Eko社とWelldoc社の製品を組み合わせて心血管疾患検出ソフトウェア開発 アステラス製薬

 アステラス製薬は19日、Eko社と、Eko社の最新のデジタル聴診器Eko CORE 500TMおよびAIを活用した心血管疾患検出ソフトウェアについて、グローバル供給・ライセンス契約を締結したと発表した。
 アステラス製薬はWelldoc社(本社:米国メリーランド州)と協働し、Eko社のテクノロジーとWelldoc社のケイパビリティを活用して、デジタルセラピューティクス(Digital Therapeutics :DTx)に統合し、心不全患者向けで非侵襲性のZ1608の開発を進めている。
 アステラス製薬は、Z1608について、米国FDAの認証取得を目指しており、今後の研究を通じて、食事や活動、服薬アドヒアランスなどの健康データに基づく自動コーチングに加え、心不全に関連する主要な生理学的バイオマーカーの遠隔モニタリングにZ1608の活用によって急性心血管イベント発生頻度を低減できるかどうかを評価する。
 Z1608は、患者を治療の中心に据えて、自身が医療関係者と連携して健康管理上の重要な役割を果たすことができるように設計されている。
 FDAから認証されたEko CORE 500は、3誘導心電計測機能を備えたデジタル聴診器である。取得した生理学的データをEko社独自のアルゴリズムによって処理し、心血管機能の障害について注視すべき点を特定する。
 アステラス製薬は、Eko社のテクノロジーとWelldoc社の確立されたDTxに関するケイパビリティを統合する。また、Z1608内で閲覧できる疾患啓発のコンテンツは米国心臓協会(American Heart Association:AHA)から提供される。
 AHAから提供される疾患啓発コンテンツは、患者やその家族、介護者が、心臓の健康に影響を与える重要な要因に焦点を当てたライフスタイルを計画できるように支援する。心臓の健康に影響を与える重要な要因には、運動、健康的な食事、体重管理、ストレス管理、禁煙といった、心不全患者にとって重要なものが含まれている。
 心不全において、非侵襲的で使いやすいDTxに対する高いアンメットメディカルニーズがある。心不全は、世界中で6400万人以上が罹患している世界的な健康問題だ。米国では、心不全の罹患数は約690万人(2020年推計)で、高齢化と人口増加により2030年には24%増の850万人近くになると予測されている。

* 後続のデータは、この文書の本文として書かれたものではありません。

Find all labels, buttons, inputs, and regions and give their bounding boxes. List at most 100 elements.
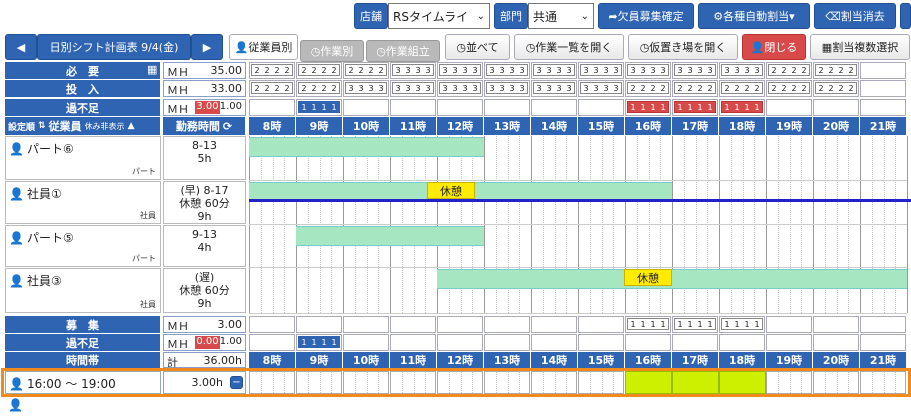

◆Adam Pearsonアステラス製薬の経営戦略担当CStO(Chief Strategy Officer)のコメント
 我々は、経営計画2021において、『Rx+ビジネスの進展』を戦略目標の一つに掲げている。Eko社とWelldoc社との製品を組み合わせることにより新たなソリューションを提供することで、心不全の患者さんへ新たな『価値』を届けていく。

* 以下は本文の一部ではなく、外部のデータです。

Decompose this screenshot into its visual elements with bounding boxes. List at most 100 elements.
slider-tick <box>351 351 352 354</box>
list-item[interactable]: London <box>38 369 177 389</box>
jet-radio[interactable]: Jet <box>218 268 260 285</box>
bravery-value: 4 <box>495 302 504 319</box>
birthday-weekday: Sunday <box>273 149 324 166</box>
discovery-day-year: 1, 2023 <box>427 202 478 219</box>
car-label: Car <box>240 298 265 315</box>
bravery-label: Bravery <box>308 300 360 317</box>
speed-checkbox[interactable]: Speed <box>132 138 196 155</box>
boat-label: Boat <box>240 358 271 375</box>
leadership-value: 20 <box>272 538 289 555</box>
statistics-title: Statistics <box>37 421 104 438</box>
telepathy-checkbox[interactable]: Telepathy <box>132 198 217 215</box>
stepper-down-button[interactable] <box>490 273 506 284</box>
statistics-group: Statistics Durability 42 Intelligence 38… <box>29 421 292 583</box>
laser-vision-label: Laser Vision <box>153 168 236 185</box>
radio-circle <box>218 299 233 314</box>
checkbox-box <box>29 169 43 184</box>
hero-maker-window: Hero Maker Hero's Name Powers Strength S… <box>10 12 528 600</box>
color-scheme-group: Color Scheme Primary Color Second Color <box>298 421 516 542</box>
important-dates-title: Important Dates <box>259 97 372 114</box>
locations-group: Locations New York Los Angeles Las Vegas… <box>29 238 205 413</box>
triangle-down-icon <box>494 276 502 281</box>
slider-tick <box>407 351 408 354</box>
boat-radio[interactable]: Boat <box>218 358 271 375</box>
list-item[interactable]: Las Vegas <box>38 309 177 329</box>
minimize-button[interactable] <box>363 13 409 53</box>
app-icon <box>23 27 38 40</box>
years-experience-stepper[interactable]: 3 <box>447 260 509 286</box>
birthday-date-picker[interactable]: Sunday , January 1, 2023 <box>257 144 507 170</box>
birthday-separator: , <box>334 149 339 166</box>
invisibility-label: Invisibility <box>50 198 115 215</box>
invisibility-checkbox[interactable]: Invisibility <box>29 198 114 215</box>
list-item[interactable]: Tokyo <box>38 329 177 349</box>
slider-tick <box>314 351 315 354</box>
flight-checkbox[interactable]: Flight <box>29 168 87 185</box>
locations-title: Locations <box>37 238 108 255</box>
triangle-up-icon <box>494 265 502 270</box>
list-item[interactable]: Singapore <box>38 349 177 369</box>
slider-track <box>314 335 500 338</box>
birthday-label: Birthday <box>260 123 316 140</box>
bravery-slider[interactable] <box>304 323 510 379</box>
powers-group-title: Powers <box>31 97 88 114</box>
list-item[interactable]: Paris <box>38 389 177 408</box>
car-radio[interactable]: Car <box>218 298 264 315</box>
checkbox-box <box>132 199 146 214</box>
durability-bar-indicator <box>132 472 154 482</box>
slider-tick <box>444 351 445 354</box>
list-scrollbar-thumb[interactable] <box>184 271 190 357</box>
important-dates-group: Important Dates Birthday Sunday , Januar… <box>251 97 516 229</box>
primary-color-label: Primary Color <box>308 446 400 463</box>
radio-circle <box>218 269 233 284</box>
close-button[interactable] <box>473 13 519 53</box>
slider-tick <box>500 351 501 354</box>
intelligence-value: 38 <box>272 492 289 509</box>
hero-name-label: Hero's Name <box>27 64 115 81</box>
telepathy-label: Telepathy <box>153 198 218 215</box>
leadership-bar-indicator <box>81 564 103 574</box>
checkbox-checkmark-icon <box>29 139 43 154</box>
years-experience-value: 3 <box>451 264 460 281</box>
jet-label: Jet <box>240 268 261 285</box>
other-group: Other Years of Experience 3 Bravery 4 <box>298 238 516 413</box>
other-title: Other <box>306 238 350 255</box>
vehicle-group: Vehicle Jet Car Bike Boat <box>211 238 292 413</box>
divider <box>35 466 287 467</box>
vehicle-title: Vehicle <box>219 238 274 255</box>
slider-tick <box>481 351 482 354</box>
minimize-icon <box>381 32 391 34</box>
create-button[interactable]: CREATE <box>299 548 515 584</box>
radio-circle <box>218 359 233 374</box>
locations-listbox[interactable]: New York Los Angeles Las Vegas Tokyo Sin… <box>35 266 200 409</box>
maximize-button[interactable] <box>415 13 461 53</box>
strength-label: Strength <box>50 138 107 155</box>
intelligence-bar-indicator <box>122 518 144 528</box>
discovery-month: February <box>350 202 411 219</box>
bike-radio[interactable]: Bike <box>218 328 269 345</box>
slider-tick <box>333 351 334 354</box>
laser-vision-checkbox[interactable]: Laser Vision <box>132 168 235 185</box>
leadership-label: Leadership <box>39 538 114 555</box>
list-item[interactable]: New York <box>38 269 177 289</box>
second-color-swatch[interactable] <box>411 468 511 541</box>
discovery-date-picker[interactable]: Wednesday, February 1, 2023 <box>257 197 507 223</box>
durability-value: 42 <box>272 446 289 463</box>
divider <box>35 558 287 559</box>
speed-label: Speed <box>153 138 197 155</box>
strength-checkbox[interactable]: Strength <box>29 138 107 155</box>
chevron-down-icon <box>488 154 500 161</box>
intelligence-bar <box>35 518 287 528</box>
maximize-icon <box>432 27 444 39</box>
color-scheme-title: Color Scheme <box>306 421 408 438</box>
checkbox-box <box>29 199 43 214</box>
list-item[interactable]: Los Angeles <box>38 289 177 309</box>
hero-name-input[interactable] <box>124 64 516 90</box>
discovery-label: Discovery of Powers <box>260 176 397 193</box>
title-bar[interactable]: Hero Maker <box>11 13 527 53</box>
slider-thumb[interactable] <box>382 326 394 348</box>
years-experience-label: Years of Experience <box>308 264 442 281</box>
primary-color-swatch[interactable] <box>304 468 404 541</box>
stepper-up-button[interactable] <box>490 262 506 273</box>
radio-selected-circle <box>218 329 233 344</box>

◆Connor Landgraf Eko社Co-founder and CEOのコメント
 心不全患者さんの在宅ケアには、患者データを正確に測定できる必要がある。アステラス製薬との提携により、当社のベストインクラスの製品であるデジタル聴診器CORE 500とAIを活用した循環器疾患検出ソフトウェアをWelldoc社の確立されたDTxと統合することで、心不全がリアクティブではなく、プロアクティブに管理される未来に近づく。我々はパートナーと協力することで、自宅と医療機関のケアギャップを埋めるため、心疾患治療の変革に向けて大きな一歩を踏み出している。

◆Kevin McRaith Welldoc社CEOのコメント
 心不全と診断された患者さんと医療提供者は、日常生活にシームレスに統合され、自己管理をサポートしてくれるデータ駆動型の臨床判断を促すソリューションを求めている。
 Welldoc社は、アステラス製薬と協働し、当社の慢性疾患ケア・プラットフォームを活用することで、データに基づく斬新な洞察と個別化されたコーチングを提供するファーストインクラスのデジタルソリューションを構築できることを嬉しく思う。